I can’t imagine not having a song in my heart. It would be like taking for granted that each morning the sun rose. How can one live without inspiration. I have a friend who gets excited by reading the obituaries and discovering his name is not there. I watch the way you celebrate your children and grandchildren?  I’ve yet to hear a grandparent remain silent over a child’s first step or first word. So why don’t we celebrate, why don’t we sing more often?   What if each morning we got up excited about the possibilities before us?   What if each evening we gave thanks for clean running water, road systems, refrigeration, vaccinations, farmers, and all those unnamed folks that make our life comfortable?  What if, as we prepare to retire for the evening, we spend just a moment remembering that in the best of times and the worst of times, God still knows us and God still loves us?  That would certainly give us something to sing about.  As the great saxophonist Charlie Parker explained, “Music is your own experience, your own thoughts, your own wisdom, sung. When you sing what you thought was ordinary, you create something you never imagined possible.”

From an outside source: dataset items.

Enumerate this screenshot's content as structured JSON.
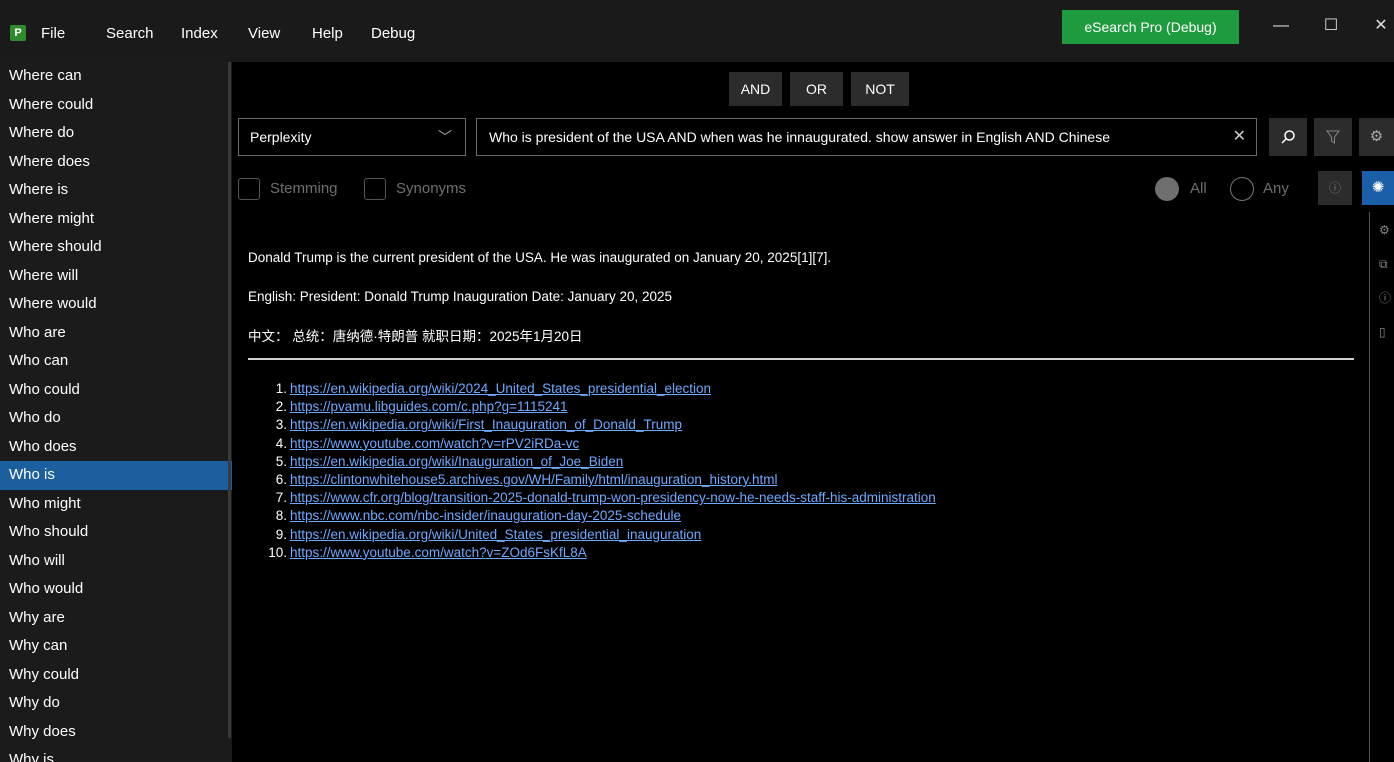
{
  "menu": [
    "File",
    "Search",
    "Index",
    "View",
    "Help",
    "Debug"
  ],
  "app_badge": "eSearch Pro (Debug)",
  "window_controls": {
    "minimize": "—",
    "maximize": "☐",
    "close": "✕"
  },
  "sidebar": {
    "items": [
      "Where can",
      "Where could",
      "Where do",
      "Where does",
      "Where is",
      "Where might",
      "Where should",
      "Where will",
      "Where would",
      "Who are",
      "Who can",
      "Who could",
      "Who do",
      "Who does",
      "Who is",
      "Who might",
      "Who should",
      "Who will",
      "Who would",
      "Why are",
      "Why can",
      "Why could",
      "Why do",
      "Why does",
      "Why is"
    ],
    "selected": "Who is"
  },
  "operators": [
    "AND",
    "OR",
    "NOT"
  ],
  "engine_select": {
    "value": "Perplexity",
    "chevron_icon": "chevron-down-icon"
  },
  "search": {
    "query": "Who is president of the USA AND when was he innaugurated. show answer in English AND Chinese",
    "clear_icon": "close-icon"
  },
  "options": {
    "stemming": "Stemming",
    "synonyms": "Synonyms",
    "all": "All",
    "any": "Any",
    "match_mode": "All"
  },
  "answer": {
    "line1": "Donald Trump is the current president of the USA. He was inaugurated on January 20, 2025[1][7].",
    "line2": "English: President: Donald Trump Inauguration Date: January 20, 2025",
    "line3": "中文： 总统：唐纳德·特朗普 就职日期：2025年1月20日"
  },
  "references": [
    {
      "num": "1.",
      "url": "https://en.wikipedia.org/wiki/2024_United_States_presidential_election"
    },
    {
      "num": "2.",
      "url": "https://pvamu.libguides.com/c.php?g=1115241"
    },
    {
      "num": "3.",
      "url": "https://en.wikipedia.org/wiki/First_Inauguration_of_Donald_Trump"
    },
    {
      "num": "4.",
      "url": "https://www.youtube.com/watch?v=rPV2iRDa-vc"
    },
    {
      "num": "5.",
      "url": "https://en.wikipedia.org/wiki/Inauguration_of_Joe_Biden"
    },
    {
      "num": "6.",
      "url": "https://clintonwhitehouse5.archives.gov/WH/Family/html/inauguration_history.html"
    },
    {
      "num": "7.",
      "url": "https://www.cfr.org/blog/transition-2025-donald-trump-won-presidency-now-he-needs-staff-his-administration"
    },
    {
      "num": "8.",
      "url": "https://www.nbc.com/nbc-insider/inauguration-day-2025-schedule"
    },
    {
      "num": "9.",
      "url": "https://en.wikipedia.org/wiki/United_States_presidential_inauguration"
    },
    {
      "num": "10.",
      "url": "https://www.youtube.com/watch?v=ZOd6FsKfL8A"
    }
  ],
  "colors": {
    "accent": "#1a5fa8",
    "badge": "#1e9b3e",
    "selected_row": "#1c5f9f",
    "link": "#6fa8ff"
  }
}
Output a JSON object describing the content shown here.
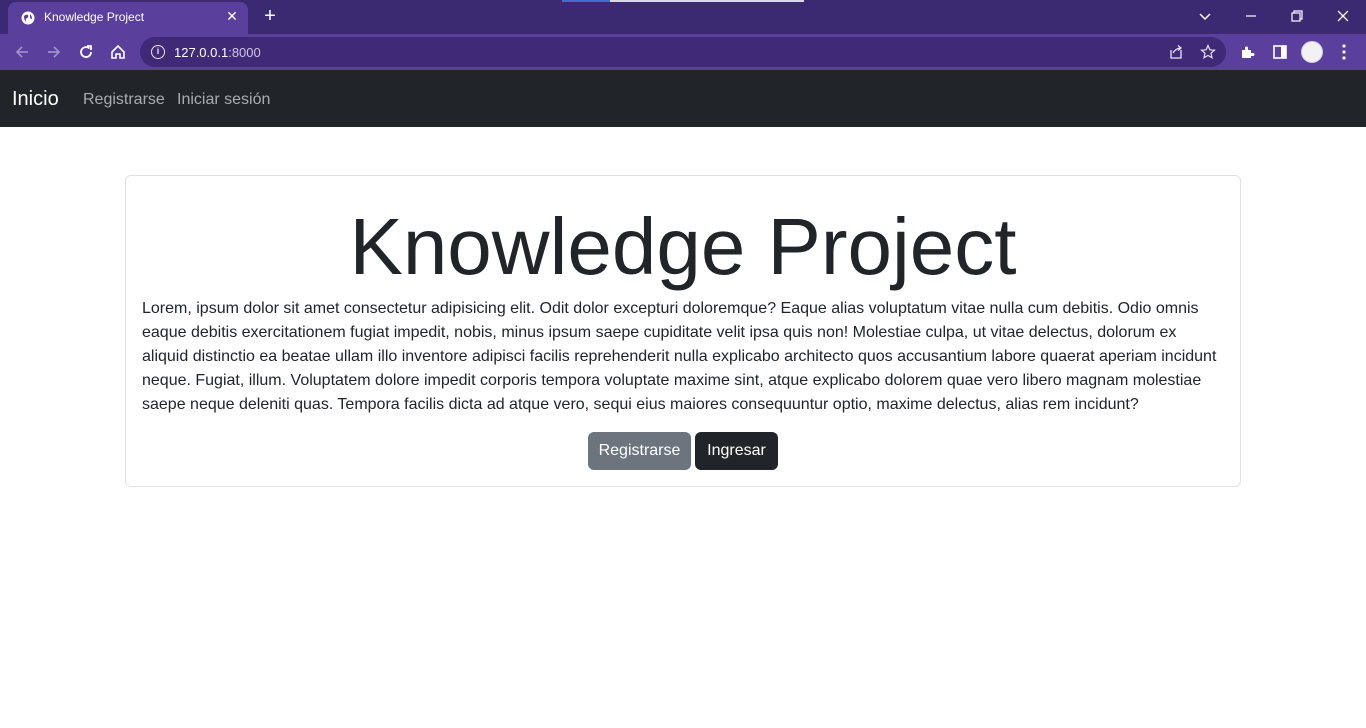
{
  "browser": {
    "tab_title": "Knowledge Project",
    "url_host": "127.0.0.1",
    "url_port": ":8000",
    "icons": {
      "favicon": "globe-icon",
      "tab_close": "close-icon",
      "new_tab": "plus-icon",
      "tab_search": "chevron-down-icon",
      "minimize": "minimize-icon",
      "restore": "restore-icon",
      "close_window": "close-icon",
      "back": "back-arrow-icon",
      "forward": "forward-arrow-icon",
      "reload": "reload-icon",
      "home": "home-icon",
      "site_info": "info-icon",
      "share": "share-icon",
      "bookmark": "star-icon",
      "extensions": "puzzle-icon",
      "side_panel": "side-panel-icon",
      "profile": "avatar",
      "menu": "kebab-menu-icon"
    },
    "colors": {
      "frame": "#3b2a72",
      "toolbar": "#5a3f9c",
      "omnibox": "#3f2a78"
    }
  },
  "navbar": {
    "brand": "Inicio",
    "links": [
      {
        "label": "Registrarse"
      },
      {
        "label": "Iniciar sesión"
      }
    ],
    "color": "#212529"
  },
  "card": {
    "title": "Knowledge Project",
    "text": "Lorem, ipsum dolor sit amet consectetur adipisicing elit. Odit dolor excepturi doloremque? Eaque alias voluptatum vitae nulla cum debitis. Odio omnis eaque debitis exercitationem fugiat impedit, nobis, minus ipsum saepe cupiditate velit ipsa quis non! Molestiae culpa, ut vitae delectus, dolorum ex aliquid distinctio ea beatae ullam illo inventore adipisci facilis reprehenderit nulla explicabo architecto quos accusantium labore quaerat aperiam incidunt neque. Fugiat, illum. Voluptatem dolore impedit corporis tempora voluptate maxime sint, atque explicabo dolorem quae vero libero magnam molestiae saepe neque deleniti quas. Tempora facilis dicta ad atque vero, sequi eius maiores consequuntur optio, maxime delectus, alias rem incidunt?",
    "buttons": {
      "register": "Registrarse",
      "login": "Ingresar"
    },
    "colors": {
      "register": "#6c757d",
      "login": "#212529"
    }
  }
}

        Or to borrow words from Harry Chapin,
        Music is our life, not our livelihood.
        We sing to make us happy,
We sing to make us feel good.
        We sing from our heart and we sing from our soul.
        It doesn’t matter how well we sing,
        It just makes us whole.
 
        We all need to sing, not for an audience, but for our mental and spiritual health.  We need to sing a song to the Lord, always remembering, that even in the midst of overwhelming tragedy or personal grief, the Lord continues to do be with us, giving us reason to sing even it might be the blues .  We need to celebrate God’s hand in our lives so we can sing songs of praise, songs of joy and songs of hope.
        Now I know many of you swear you can’t sing a note. So let me teach you a song you can whisper or shout each day.
Repeat after me:
Sing,
        Sing a new song,
                Sing a new song to the Lord,
                        For God has done marvelous things.     Amen.